米国で「セックス・アンド・ザ・シティー」(HBO)のようなドラマがケーブルチャンネルから大ヒットすることもありますが、ごくまれ。恋愛ドラマは、主人公の年齢によって視聴者層が限定されるので、リスクをとって、あえてネットワークで放送しようとは思いません。

中高年は主人公が自分の子どもような年齢のドラマを見ないし、若者も中高年の恋愛は見ません。ヒスパニック系、アジア系、アフリカ系……。主人公の人種によっても、視聴者の共感度は変わってきます。そのため、こうした恋愛ドラマは、視聴者層がチャンネルごとに特化されたケーブルチャンネルで放送されるのがほとんどです。

犯罪ドラマはコスパも最高

視聴者層が安定していることに加えて、犯罪ドラマのコストパフォーマンスがとても高いことも、放送局にとっては大きな魅力となっています。犯罪ドラマの基本は1話完結。ちょっと空いた枠にどんどん入れられるので、本放送が終わってからも再放送しやすいのです。権利処理さえきっちりしておけば、1話単位で何十回、何百回と再放送できます。

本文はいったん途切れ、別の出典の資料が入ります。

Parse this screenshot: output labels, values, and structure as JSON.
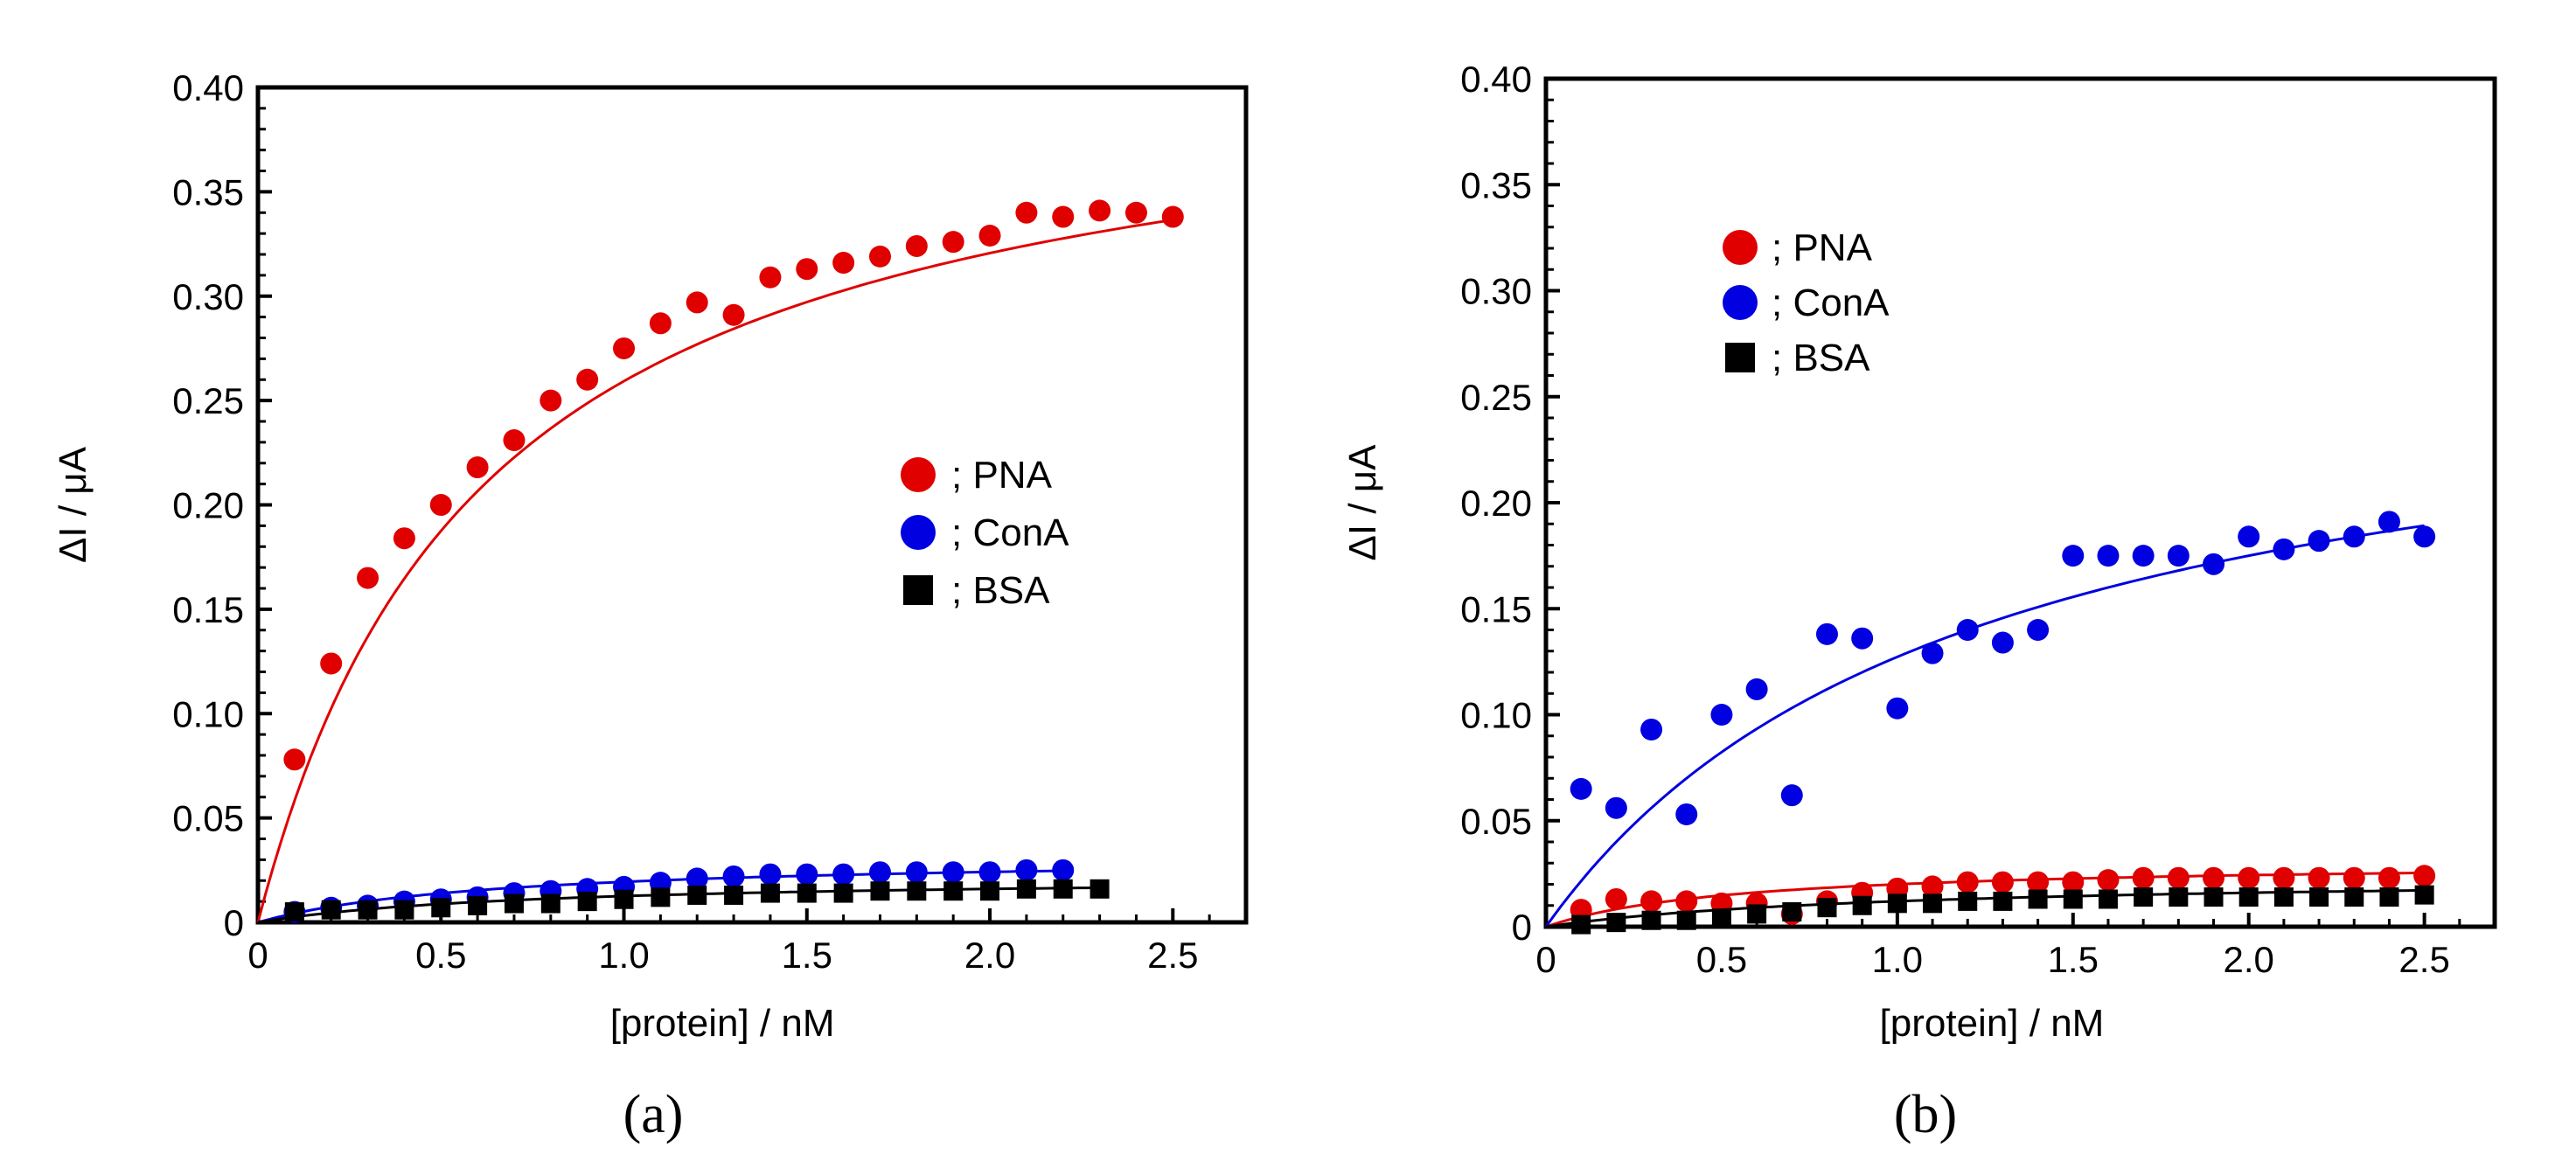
{
  "chart_data": [
    {
      "id": "a",
      "type": "scatter",
      "panel_label": "(a)",
      "panel_letter": "a",
      "xlabel": "[protein] / nM",
      "ylabel": "ΔI / μA",
      "xlim": [
        0,
        2.7
      ],
      "ylim": [
        0,
        0.4
      ],
      "xticks": [
        0,
        0.5,
        1.0,
        1.5,
        2.0,
        2.5
      ],
      "xtick_labels": [
        "0",
        "0.5",
        "1.0",
        "1.5",
        "2.0",
        "2.5"
      ],
      "yticks": [
        0,
        0.05,
        0.1,
        0.15,
        0.2,
        0.25,
        0.3,
        0.35,
        0.4
      ],
      "ytick_labels": [
        "0",
        "0.05",
        "0.10",
        "0.15",
        "0.20",
        "0.25",
        "0.30",
        "0.35",
        "0.40"
      ],
      "legend_position": "middle-right",
      "series": [
        {
          "name": "PNA",
          "legend_label": "; PNA",
          "marker": "circle",
          "color": "#e00000",
          "x": [
            0.1,
            0.2,
            0.3,
            0.4,
            0.5,
            0.6,
            0.7,
            0.8,
            0.9,
            1.0,
            1.1,
            1.2,
            1.3,
            1.4,
            1.5,
            1.6,
            1.7,
            1.8,
            1.9,
            2.0,
            2.1,
            2.2,
            2.3,
            2.4,
            2.5
          ],
          "y": [
            0.078,
            0.124,
            0.165,
            0.184,
            0.2,
            0.218,
            0.231,
            0.25,
            0.26,
            0.275,
            0.287,
            0.297,
            0.291,
            0.309,
            0.313,
            0.316,
            0.319,
            0.324,
            0.326,
            0.329,
            0.34,
            0.338,
            0.341,
            0.34,
            0.338
          ],
          "fit": {
            "model": "saturation",
            "ymax": 0.42,
            "k": 0.62,
            "xmax": 2.5
          }
        },
        {
          "name": "ConA",
          "legend_label": "; ConA",
          "marker": "circle",
          "color": "#0000e0",
          "x": [
            0.1,
            0.2,
            0.3,
            0.4,
            0.5,
            0.6,
            0.7,
            0.8,
            0.9,
            1.0,
            1.1,
            1.2,
            1.3,
            1.4,
            1.5,
            1.6,
            1.7,
            1.8,
            1.9,
            2.0,
            2.1,
            2.2
          ],
          "y": [
            0.005,
            0.007,
            0.008,
            0.01,
            0.011,
            0.012,
            0.014,
            0.015,
            0.016,
            0.017,
            0.019,
            0.021,
            0.022,
            0.023,
            0.023,
            0.023,
            0.024,
            0.024,
            0.024,
            0.024,
            0.025,
            0.025
          ],
          "fit": {
            "model": "saturation",
            "ymax": 0.032,
            "k": 0.65,
            "xmax": 2.2
          }
        },
        {
          "name": "BSA",
          "legend_label": "; BSA",
          "marker": "square",
          "color": "#000000",
          "x": [
            0.1,
            0.2,
            0.3,
            0.4,
            0.5,
            0.6,
            0.7,
            0.8,
            0.9,
            1.0,
            1.1,
            1.2,
            1.3,
            1.4,
            1.5,
            1.6,
            1.7,
            1.8,
            1.9,
            2.0,
            2.1,
            2.2,
            2.3
          ],
          "y": [
            0.005,
            0.006,
            0.006,
            0.006,
            0.007,
            0.008,
            0.009,
            0.009,
            0.01,
            0.011,
            0.012,
            0.013,
            0.013,
            0.014,
            0.014,
            0.014,
            0.015,
            0.015,
            0.015,
            0.015,
            0.016,
            0.016,
            0.016
          ],
          "fit": {
            "model": "saturation",
            "ymax": 0.022,
            "k": 0.75,
            "xmax": 2.3
          }
        }
      ]
    },
    {
      "id": "b",
      "type": "scatter",
      "panel_label": "(b)",
      "panel_letter": "b",
      "xlabel": "[protein] / nM",
      "ylabel": "ΔI / μA",
      "xlim": [
        0,
        2.7
      ],
      "ylim": [
        0,
        0.4
      ],
      "xticks": [
        0,
        0.5,
        1.0,
        1.5,
        2.0,
        2.5
      ],
      "xtick_labels": [
        "0",
        "0.5",
        "1.0",
        "1.5",
        "2.0",
        "2.5"
      ],
      "yticks": [
        0,
        0.05,
        0.1,
        0.15,
        0.2,
        0.25,
        0.3,
        0.35,
        0.4
      ],
      "ytick_labels": [
        "0",
        "0.05",
        "0.10",
        "0.15",
        "0.20",
        "0.25",
        "0.30",
        "0.35",
        "0.40"
      ],
      "legend_position": "upper-left",
      "series": [
        {
          "name": "PNA",
          "legend_label": "; PNA",
          "marker": "circle",
          "color": "#e00000",
          "x": [
            0.1,
            0.2,
            0.3,
            0.4,
            0.5,
            0.6,
            0.7,
            0.8,
            0.9,
            1.0,
            1.1,
            1.2,
            1.3,
            1.4,
            1.5,
            1.6,
            1.7,
            1.8,
            1.9,
            2.0,
            2.1,
            2.2,
            2.3,
            2.4,
            2.5
          ],
          "y": [
            0.008,
            0.013,
            0.012,
            0.012,
            0.011,
            0.011,
            0.006,
            0.012,
            0.016,
            0.018,
            0.019,
            0.021,
            0.021,
            0.021,
            0.021,
            0.022,
            0.023,
            0.023,
            0.023,
            0.023,
            0.023,
            0.023,
            0.023,
            0.023,
            0.024
          ],
          "fit": {
            "model": "saturation",
            "ymax": 0.031,
            "k": 0.55,
            "xmax": 2.5
          }
        },
        {
          "name": "ConA",
          "legend_label": "; ConA",
          "marker": "circle",
          "color": "#0000e0",
          "x": [
            0.1,
            0.2,
            0.3,
            0.4,
            0.5,
            0.6,
            0.7,
            0.8,
            0.9,
            1.0,
            1.1,
            1.2,
            1.3,
            1.4,
            1.5,
            1.6,
            1.7,
            1.8,
            1.9,
            2.0,
            2.1,
            2.2,
            2.3,
            2.4,
            2.5
          ],
          "y": [
            0.065,
            0.056,
            0.093,
            0.053,
            0.1,
            0.112,
            0.062,
            0.138,
            0.136,
            0.103,
            0.129,
            0.14,
            0.134,
            0.14,
            0.175,
            0.175,
            0.175,
            0.175,
            0.171,
            0.184,
            0.178,
            0.182,
            0.184,
            0.191,
            0.184
          ],
          "fit": {
            "model": "saturation",
            "ymax": 0.28,
            "k": 1.2,
            "xmax": 2.5
          }
        },
        {
          "name": "BSA",
          "legend_label": "; BSA",
          "marker": "square",
          "color": "#000000",
          "x": [
            0.1,
            0.2,
            0.3,
            0.4,
            0.5,
            0.6,
            0.7,
            0.8,
            0.9,
            1.0,
            1.1,
            1.2,
            1.3,
            1.4,
            1.5,
            1.6,
            1.7,
            1.8,
            1.9,
            2.0,
            2.1,
            2.2,
            2.3,
            2.4,
            2.5
          ],
          "y": [
            0.001,
            0.002,
            0.003,
            0.003,
            0.004,
            0.006,
            0.007,
            0.009,
            0.01,
            0.011,
            0.011,
            0.012,
            0.012,
            0.013,
            0.013,
            0.013,
            0.014,
            0.014,
            0.014,
            0.014,
            0.014,
            0.014,
            0.014,
            0.014,
            0.015
          ],
          "fit": {
            "model": "saturation",
            "ymax": 0.024,
            "k": 1.0,
            "xmax": 2.5
          }
        }
      ]
    }
  ]
}
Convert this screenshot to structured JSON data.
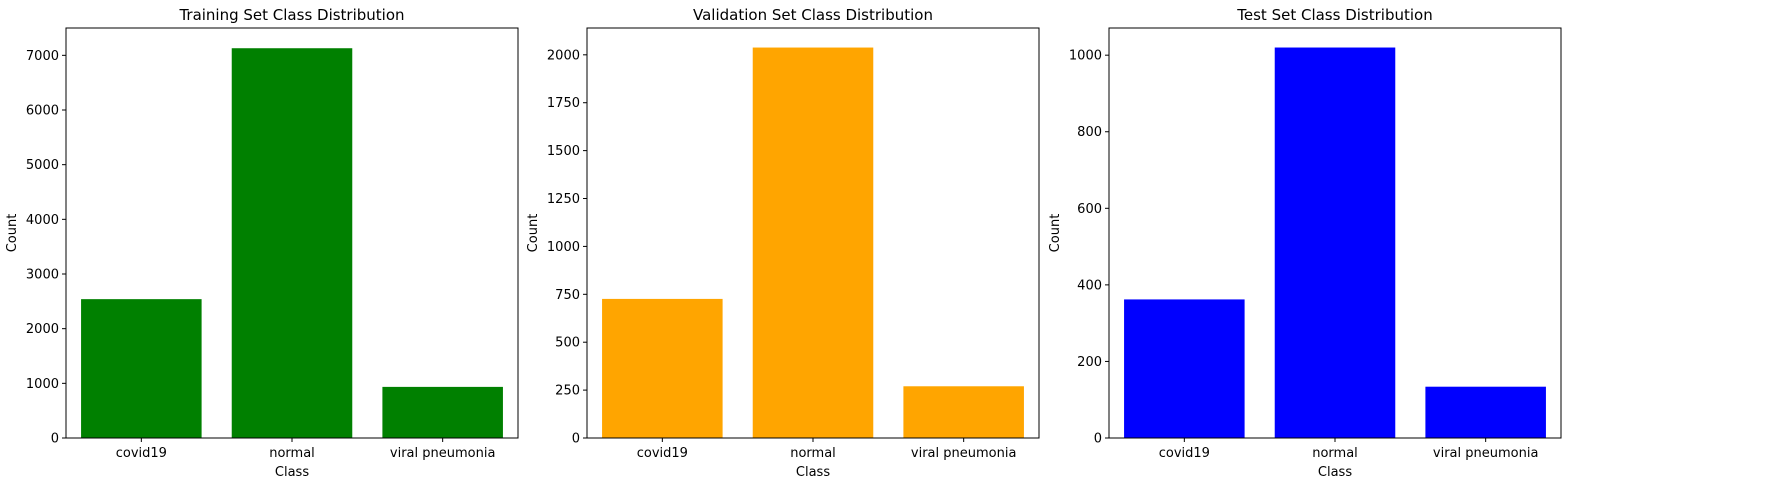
{
  "chart_data": [
    {
      "type": "bar",
      "title": "Training Set Class Distribution",
      "xlabel": "Class",
      "ylabel": "Count",
      "categories": [
        "covid19",
        "normal",
        "viral pneumonia"
      ],
      "values": [
        2540,
        7130,
        935
      ],
      "ylim": [
        0,
        7500
      ],
      "yticks": [
        0,
        1000,
        2000,
        3000,
        4000,
        5000,
        6000,
        7000
      ],
      "color": "#008000",
      "grid": false
    },
    {
      "type": "bar",
      "title": "Validation Set Class Distribution",
      "xlabel": "Class",
      "ylabel": "Count",
      "categories": [
        "covid19",
        "normal",
        "viral pneumonia"
      ],
      "values": [
        726,
        2038,
        270
      ],
      "ylim": [
        0,
        2140
      ],
      "yticks": [
        0,
        250,
        500,
        750,
        1000,
        1250,
        1500,
        1750,
        2000
      ],
      "color": "#FFA500",
      "grid": false
    },
    {
      "type": "bar",
      "title": "Test Set Class Distribution",
      "xlabel": "Class",
      "ylabel": "Count",
      "categories": [
        "covid19",
        "normal",
        "viral pneumonia"
      ],
      "values": [
        362,
        1020,
        134
      ],
      "ylim": [
        0,
        1071
      ],
      "yticks": [
        0,
        200,
        400,
        600,
        800,
        1000
      ],
      "color": "#0000FF",
      "grid": false
    }
  ]
}
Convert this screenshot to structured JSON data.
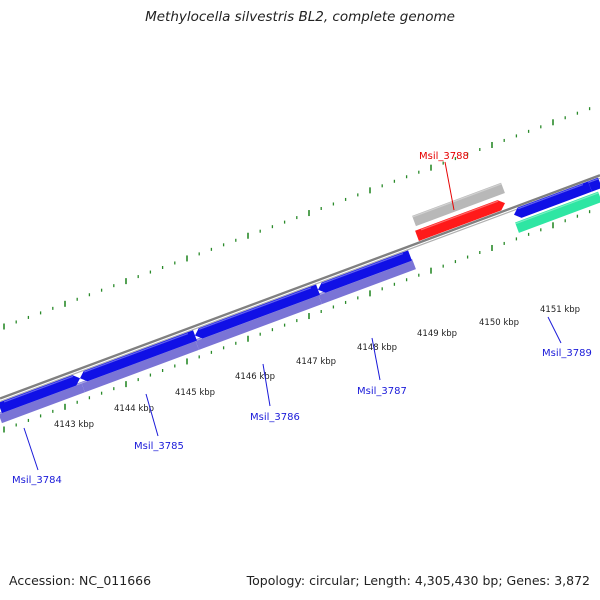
{
  "title": "Methylocella silvestris BL2, complete genome",
  "footer": {
    "accession": "Accession: NC_011666",
    "summary": "Topology: circular; Length: 4,305,430 bp; Genes: 3,872"
  },
  "colors": {
    "cds_forward": "#1010e6",
    "cds_reverse_shadow": "#7a74d6",
    "highlight_gene": "#ff1a1a",
    "gray_feature": "#b8b8b8",
    "rna_feature": "#2ee6a3",
    "backbone": "#808080",
    "tick": "#2a8a2a",
    "label_blue": "#1a1ad9",
    "label_red": "#e60000"
  },
  "kbp_labels": [
    "4143 kbp",
    "4144 kbp",
    "4145 kbp",
    "4146 kbp",
    "4147 kbp",
    "4148 kbp",
    "4149 kbp",
    "4150 kbp",
    "4151 kbp"
  ],
  "genes": [
    {
      "label": "Msil_3784",
      "color": "blue"
    },
    {
      "label": "Msil_3785",
      "color": "blue"
    },
    {
      "label": "Msil_3786",
      "color": "blue"
    },
    {
      "label": "Msil_3787",
      "color": "blue"
    },
    {
      "label": "Msil_3788",
      "color": "red"
    },
    {
      "label": "Msil_3789",
      "color": "blue"
    }
  ]
}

「相棒」の再放送を見ていただければわかるとおり、1話完結なので、寺脇康文さんと成宮寛貴さんが続けて登場しても、何の違和感もありませんし、第3話が放送された次の日に第10話が放送されても全く気になりません。だから視聴者は「何となく」見てしまうのです。

さらに、1話完結ドラマは、世界中のどのテレビ局にとっても編成しやすいので、海外や他の系列局などによく売れます。前出の全米第1位のドラマ「NCIS」(CBS)は、今月11日に開催されたモンテカルロ国際テレビ祭で、世界で最も視聴されているドラマに贈られる国際テレビ観客賞を受賞しました。その視聴者数は全世界で5760万人にも上るとのことです。

そしてひとつあたれば、次はスピンオフが制作できます。米国の場合は、州によって法律もカルチャーも違うことから、舞台となる都市を変えるのが定石となっています。「NCIS」は、「NCIS:LA」「NCIS:ニューオーリンズ」、「CSI」は、「CSI :ニューヨーク」「CSI:マイアミ」。1話完結のドラマが同じフォーマットで、俳優と都市を変えて、どんどん増殖していきます。日本のドラマに例えると「相棒:大阪」とか、「相棒:沖縄」のようなイメージですね。